This assignment is due on May. 7, 2021 at 11:59pm UTC+8.

Please download training set (images&label) and testing set (only images) from Google Drive

Download the data from Tsinghua Cloud if you can't open the link above.

1. Introduction to the competition

This mini competition consists of two tasks, object detection and pedestrian detection. You should train two models to solve them respectively.

The goal of the object detection task is to recognize objects from a number of visual object classes in street scenes . The detection of foreground objects is among the most critical requirements to facilitate self-driving applications. 6 of the most common object classes have been selected are: 1). car; 2). person; 3). Van; 4). Cyclist; 5). Tram; 6). Truck.

The goal of the pedestrian detection task is to design a detection model robust to crowd scenes. In crowd scenarios, different people occlude with each other with high overlaps and cause great difficulty of crowd occlusion.

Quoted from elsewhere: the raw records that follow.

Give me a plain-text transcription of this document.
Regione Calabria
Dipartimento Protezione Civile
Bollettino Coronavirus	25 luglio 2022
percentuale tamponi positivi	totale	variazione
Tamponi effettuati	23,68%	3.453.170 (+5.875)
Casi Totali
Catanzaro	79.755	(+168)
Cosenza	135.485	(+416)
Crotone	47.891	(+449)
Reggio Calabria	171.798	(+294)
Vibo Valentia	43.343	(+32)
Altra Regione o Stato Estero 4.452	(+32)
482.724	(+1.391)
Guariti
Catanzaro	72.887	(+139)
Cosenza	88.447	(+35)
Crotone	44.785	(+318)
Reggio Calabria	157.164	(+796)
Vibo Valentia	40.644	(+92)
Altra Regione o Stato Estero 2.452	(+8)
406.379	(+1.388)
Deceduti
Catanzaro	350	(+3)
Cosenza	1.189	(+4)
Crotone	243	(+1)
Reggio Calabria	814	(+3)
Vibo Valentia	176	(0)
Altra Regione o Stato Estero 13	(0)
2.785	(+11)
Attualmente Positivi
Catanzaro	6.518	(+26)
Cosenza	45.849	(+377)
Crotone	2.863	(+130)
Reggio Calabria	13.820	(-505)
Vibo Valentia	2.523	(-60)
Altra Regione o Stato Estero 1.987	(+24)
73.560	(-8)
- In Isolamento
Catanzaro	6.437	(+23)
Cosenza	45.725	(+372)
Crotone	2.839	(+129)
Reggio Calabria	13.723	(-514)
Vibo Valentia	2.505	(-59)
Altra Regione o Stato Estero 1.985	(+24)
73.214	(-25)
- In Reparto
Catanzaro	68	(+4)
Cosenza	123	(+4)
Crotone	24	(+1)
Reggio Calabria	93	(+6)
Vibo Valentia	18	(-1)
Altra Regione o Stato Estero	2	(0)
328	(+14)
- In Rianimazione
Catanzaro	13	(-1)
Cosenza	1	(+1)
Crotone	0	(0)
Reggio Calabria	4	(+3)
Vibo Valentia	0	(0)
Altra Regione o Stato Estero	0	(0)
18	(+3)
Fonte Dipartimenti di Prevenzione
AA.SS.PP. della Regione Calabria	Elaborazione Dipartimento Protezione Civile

Requirements of Assignment 1:

  • If you apply model ensemble, the number of different models are 3.
  • Except CUHK-SYSU, other external dataset is not allowed.
  • You can only submit two times each day.

Finaly Report Submission:

  • Introduce the process of converting CUHK-SYSU dataset.
  • Introduce your data augmentation .
  • Introduce your network architecture and training method .
  • Introduce other strategies of performance improvement .

2. Getting Started

Install MMDetection Github Link.

Download datasets. The datasets are compatible to format of PASCAL VOC 2012. A sample config file is uploaded to Google Drive, too.

Dataset Statistics
Name Training Testing
Object Detection 3000 1500
Pedestrian Detection 3000 1500

3. Add Customized Dataset

Some competition allow the participators to utilize external data to improve the model's generalization ability and avoid over-fitting. In this competition, we provide another pedestrian detection dataset, CUHK-SYSU, for you to extend your training set.

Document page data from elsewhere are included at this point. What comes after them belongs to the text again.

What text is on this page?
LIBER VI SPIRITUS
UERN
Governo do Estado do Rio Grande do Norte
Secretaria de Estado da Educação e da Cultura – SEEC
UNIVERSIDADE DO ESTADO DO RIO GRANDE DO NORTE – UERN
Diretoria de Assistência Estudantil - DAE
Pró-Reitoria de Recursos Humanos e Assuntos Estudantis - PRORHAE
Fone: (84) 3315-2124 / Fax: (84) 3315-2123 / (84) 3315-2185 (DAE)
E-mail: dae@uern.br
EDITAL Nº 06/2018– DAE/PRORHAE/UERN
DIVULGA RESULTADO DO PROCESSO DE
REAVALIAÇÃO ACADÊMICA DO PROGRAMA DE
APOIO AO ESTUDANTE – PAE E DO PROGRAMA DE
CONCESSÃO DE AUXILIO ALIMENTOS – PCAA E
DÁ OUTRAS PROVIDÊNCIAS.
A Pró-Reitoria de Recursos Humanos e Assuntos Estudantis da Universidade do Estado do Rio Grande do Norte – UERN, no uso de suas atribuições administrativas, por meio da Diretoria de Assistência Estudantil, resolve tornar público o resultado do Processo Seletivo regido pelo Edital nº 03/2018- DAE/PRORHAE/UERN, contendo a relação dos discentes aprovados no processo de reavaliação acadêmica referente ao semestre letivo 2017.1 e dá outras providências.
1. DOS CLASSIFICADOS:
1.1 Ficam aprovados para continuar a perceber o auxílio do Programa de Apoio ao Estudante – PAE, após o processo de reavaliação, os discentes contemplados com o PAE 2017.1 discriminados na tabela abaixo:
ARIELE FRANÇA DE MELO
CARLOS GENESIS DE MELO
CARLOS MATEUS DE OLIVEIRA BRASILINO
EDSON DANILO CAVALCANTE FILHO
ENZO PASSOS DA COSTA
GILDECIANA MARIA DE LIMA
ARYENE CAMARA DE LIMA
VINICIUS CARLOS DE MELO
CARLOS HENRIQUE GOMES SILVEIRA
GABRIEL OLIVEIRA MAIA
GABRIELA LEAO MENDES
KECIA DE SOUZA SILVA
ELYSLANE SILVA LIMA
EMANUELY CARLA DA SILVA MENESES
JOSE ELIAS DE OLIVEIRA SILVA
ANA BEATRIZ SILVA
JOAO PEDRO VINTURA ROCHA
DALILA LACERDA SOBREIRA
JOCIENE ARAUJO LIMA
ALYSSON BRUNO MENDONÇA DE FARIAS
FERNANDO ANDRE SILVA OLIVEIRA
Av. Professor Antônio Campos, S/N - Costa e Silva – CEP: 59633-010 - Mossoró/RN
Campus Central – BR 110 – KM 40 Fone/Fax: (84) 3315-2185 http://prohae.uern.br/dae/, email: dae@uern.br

Please refer to the docs in MMDetection and README.txt in the datasets.

4. Data Analysis and Data Augmentation

Is there any problem in data? Possible answers: long-tail problem, occlusion problem, multi-scale problem, etc.

Some data augmentation method can help eliminate these problems. e.g., random erasing (paper link) can improve the model's robustness to occlusion data. Please analysis the characteristic of datasets and implement some data augmentations.

5. Model Designing and Optimizer Setting

MMDetection categorizes model components into 5 types:

  • backbone: usually an FCN network to extract feature maps, e.g., ResNet, MobileNet.
  • neck: the component between backbones and heads, e.g., FPN, PAFPN.
  • head: the component for specific tasks, e.g., bbox prediction and mask prediction.
  • roi extractor: the part for extracting RoI features from feature maps, e.g., RoI Align.
  • loss: the component in head for calculating losses, e.g., FocalLoss, L1Loss, and GHMLoss.

In this competition, we provide the results of Faster R-CNN baseline using default config file. You should try to improve at least one of a). backbone+neck; b). roi extractor; c). loss functions to achieve a better performance or shorter inference time than the baseline. Besides, we encourage the attempt at new paradigm for detection, likes OneNet (paper link) and SparseRCNN (paper link).

6. Model Ensemble

Model ensemble is an effective technology to improve the final performance on machine learning task. A machine learning ensemble consists of a concrete finite set of alternative models. Usually, the more difference among them, the better final performance they achieve.

Please investigate and implement model ensemble or some other technologies often used in competitions.

7. Submitting your work

Your final grade depends on two aspects:

  • You need to submit the detection results based on our provided testing set. We will evaluate the performance (AP&recall) of your model.
  • You need to submit your final code project and corresponding report.